Le 25 janvier 1986, prise de Kampala par les guérilleros de la NRA, commandés par Yoweri Kaguta Museveni.

L’acte fondateur de la rébellion de Museveni se produit le 6 février 1981. A la tête de 34 hommes (dont seulement 27 armés), le groupe de Museveni attaque victorieusement les baraques militaires de la ville de Kabamba, mettant la main sur de précieux stocks d’armes et de munitions. Aux côtés de Museveni, on trouve un jeune Rwandais. Un grand type, sec, autoritaire, intelligent, d’ethnie tutsi : Paul Kagamé. Le futur président du Rwanda se battra au côté de Museveni jusqu’à sa prise du pouvoir. Depuis son bastion de Lowero (à 60 km au nord de la capitale Kampala), Museveni met en application les techniques de guérilla apprises à l’école mozambicaine. Mais en imposant un strict code de conduite, il obtient le soutien de la population. Il crée la National Resistance Army (NRA). Museveni obtient le soutien ambigu du colonel Kadhafi.

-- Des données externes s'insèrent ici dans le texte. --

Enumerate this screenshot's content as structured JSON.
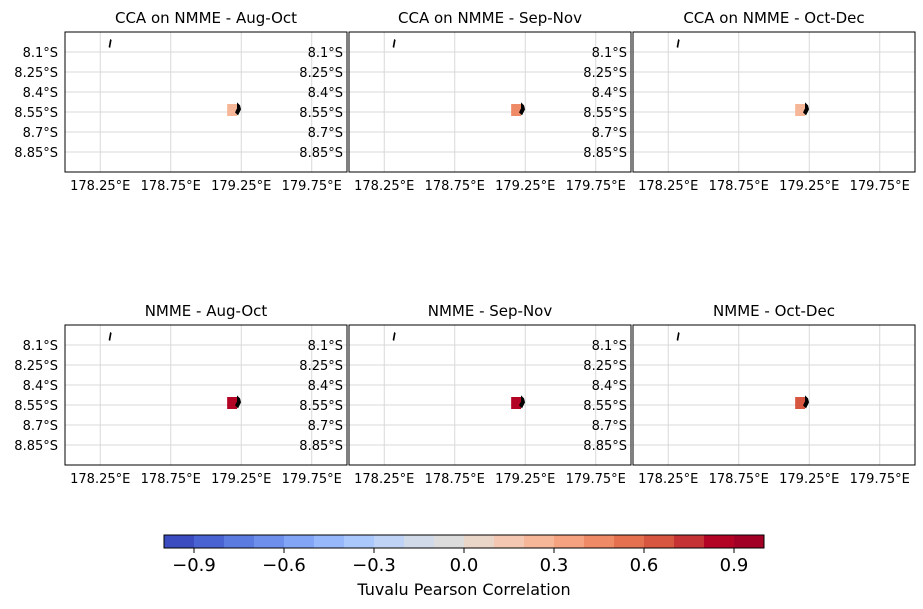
{
  "chart_data": {
    "type": "heatmap",
    "panels": [
      {
        "title": "CCA on NMME - Aug-Oct",
        "value": 0.2
      },
      {
        "title": "CCA on NMME - Sep-Nov",
        "value": 0.4
      },
      {
        "title": "CCA on NMME - Oct-Dec",
        "value": 0.2
      },
      {
        "title": "NMME - Aug-Oct",
        "value": 0.8
      },
      {
        "title": "NMME - Sep-Nov",
        "value": 0.8
      },
      {
        "title": "NMME - Oct-Dec",
        "value": 0.6
      }
    ],
    "lon_range": [
      178.0,
      180.0
    ],
    "lat_range": [
      -9.0,
      -7.95
    ],
    "lon_ticks": [
      178.25,
      178.75,
      179.25,
      179.75
    ],
    "lon_tick_labels": [
      "178.25°E",
      "178.75°E",
      "179.25°E",
      "179.75°E"
    ],
    "lat_ticks": [
      -8.1,
      -8.25,
      -8.4,
      -8.55,
      -8.7,
      -8.85
    ],
    "lat_tick_labels": [
      "8.1°S",
      "8.25°S",
      "8.4°S",
      "8.55°S",
      "8.7°S",
      "8.85°S"
    ],
    "cell": {
      "lon": [
        179.15,
        179.22
      ],
      "lat": [
        -8.58,
        -8.49
      ]
    },
    "grid": true,
    "colorbar": {
      "label": "Tuvalu Pearson Correlation",
      "range": [
        -1.0,
        1.0
      ],
      "ticks": [
        -0.9,
        -0.6,
        -0.3,
        0.0,
        0.3,
        0.6,
        0.9
      ],
      "tick_labels": [
        "−0.9",
        "−0.6",
        "−0.3",
        "0.0",
        "0.3",
        "0.6",
        "0.9"
      ],
      "colors": [
        "#3b4cc0",
        "#4a63d3",
        "#5b7be0",
        "#6e90ec",
        "#82a5f5",
        "#97b8fb",
        "#abc8fd",
        "#bfd3f6",
        "#d1dae9",
        "#dddcdc",
        "#ead5c9",
        "#f3c7b1",
        "#f6b698",
        "#f5a280",
        "#ef8a67",
        "#e5704f",
        "#d75640",
        "#c53334",
        "#b40426",
        "#a30026"
      ]
    }
  }
}
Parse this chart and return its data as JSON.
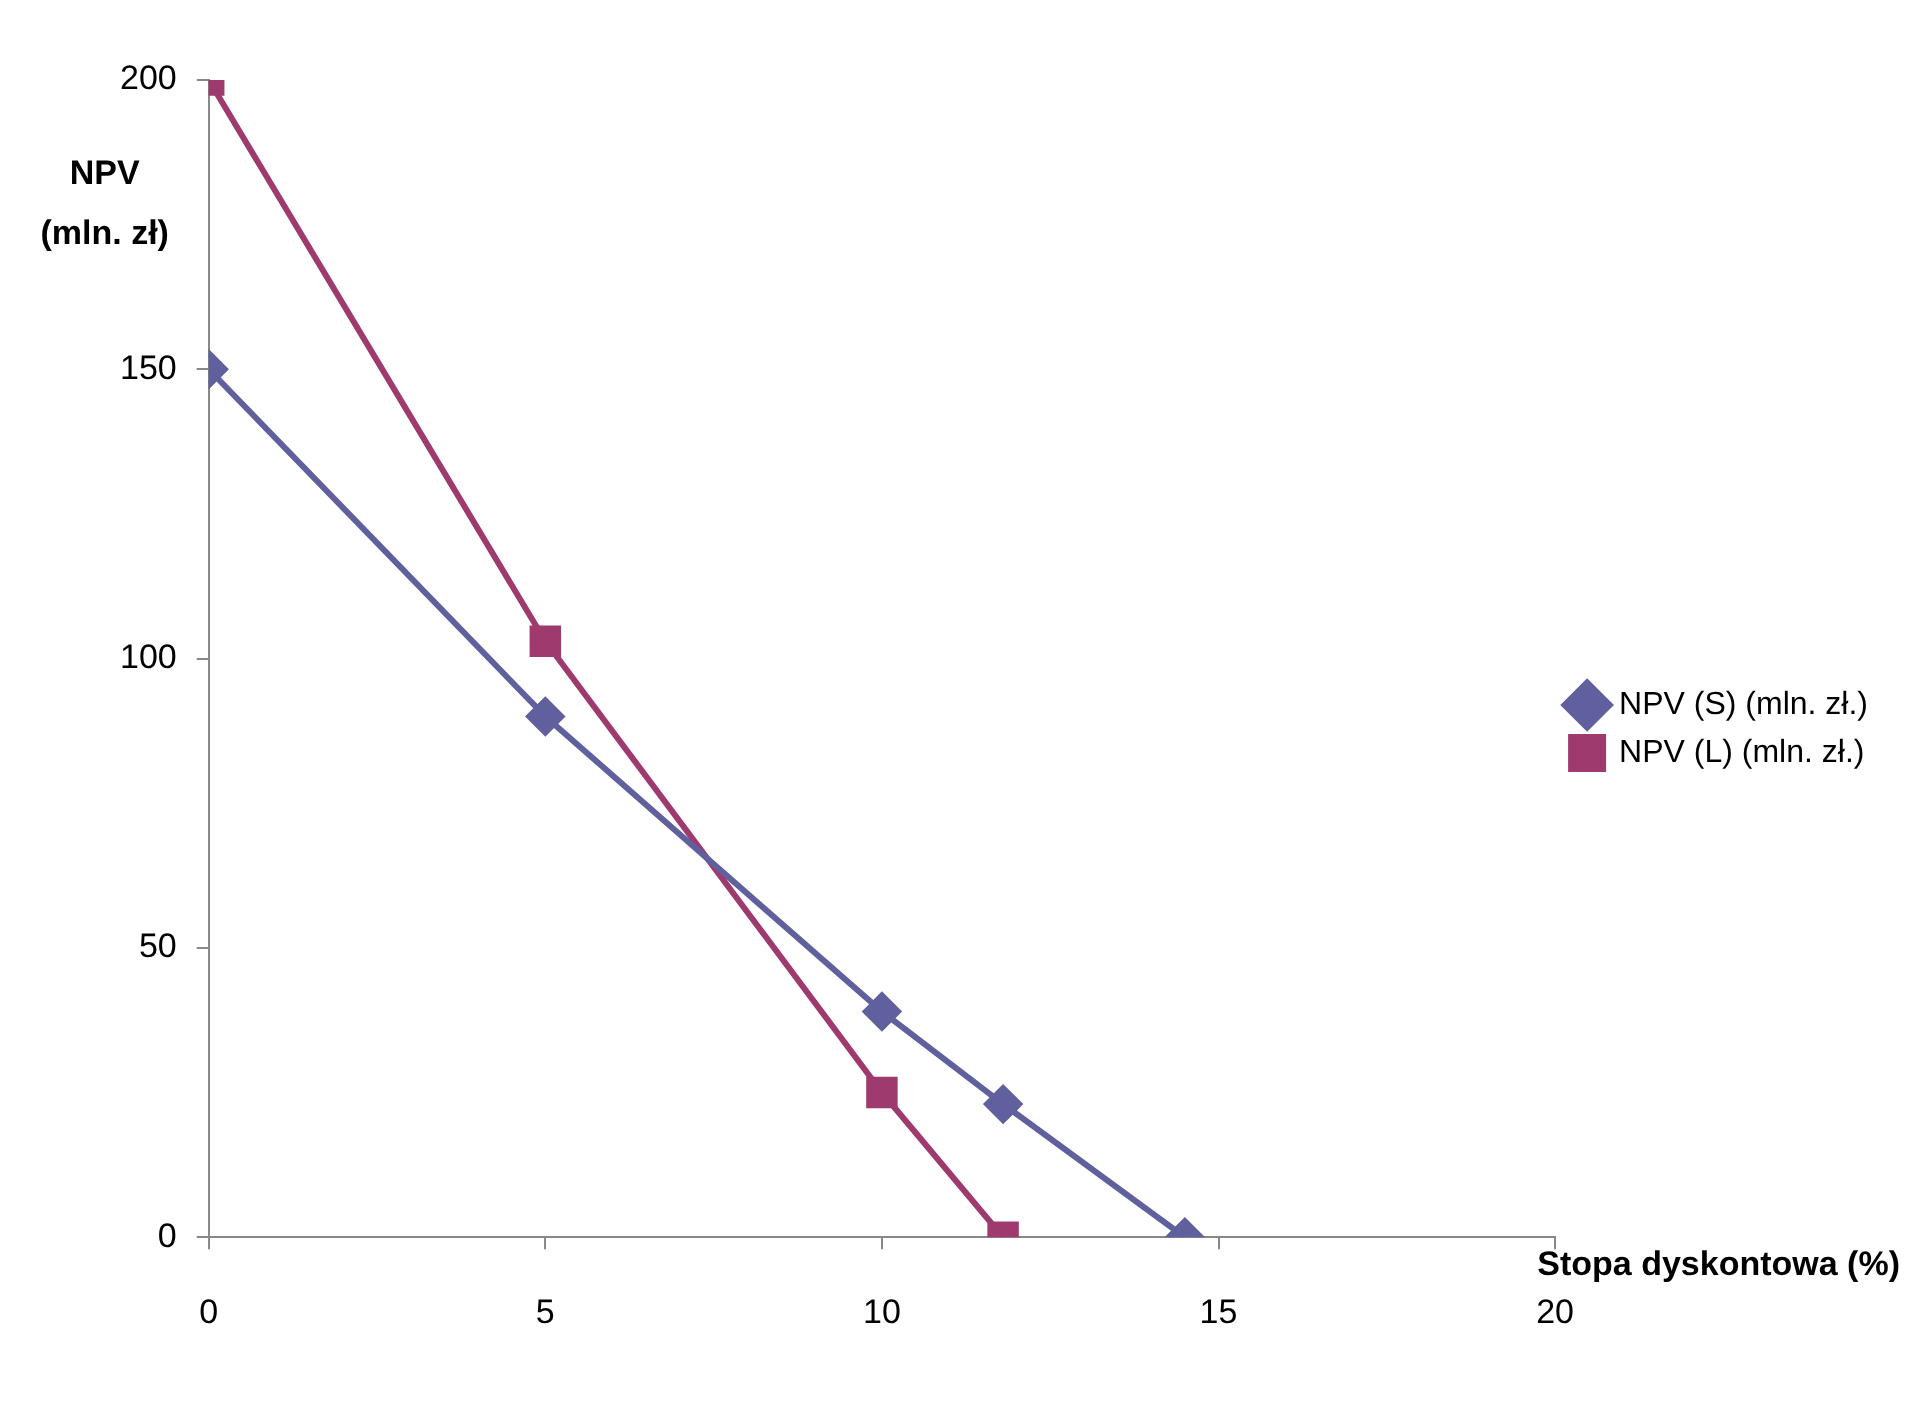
{
  "chart_data": {
    "type": "line",
    "xlabel": "Stopa dyskontowa (%)",
    "ylabel": "NPV (mln. zł)",
    "xlim": [
      0,
      20
    ],
    "xticks": [
      0,
      5,
      10,
      15,
      20
    ],
    "ylim": [
      0,
      200
    ],
    "yticks": [
      0,
      50,
      100,
      150,
      200
    ],
    "grid": false,
    "legend": "right",
    "line_style": "solid",
    "series": [
      {
        "name": "NPV (S) (mln. zł.)",
        "color": "#60609e",
        "marker": "diamond",
        "x": [
          0,
          5,
          10,
          11.8,
          14.5
        ],
        "values": [
          150,
          90,
          39,
          23,
          0
        ]
      },
      {
        "name": "NPV (L) (mln. zł.)",
        "color": "#9e3a6e",
        "marker": "square",
        "x": [
          0,
          5,
          10,
          11.8
        ],
        "values": [
          200,
          103,
          25,
          0
        ]
      }
    ]
  }
}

Le 25 janvier 1986, après cinq ans de lutte armée, les soldats de la NRA entrent dans Kampala. Museveni, moustachu et sûr de lui, casquette sur la tête et chemise ouverte, fait une arrivée théâtrale, à bord d’une rutilante Mercedes, pour y prêter serment. Le nouveau président, âgé de 42 ans, promet “un changement fondamental” pour l’Ouganda. Mal connu, Yoweri Museveni n’était pourtant pas un inconnu. Il est né en 1944 à Mbarara (dans l’ouest du pays). C’est un “Munyankole” (de la caste aristocratique Hima) par son père, “Munyarwanda” par sa mère.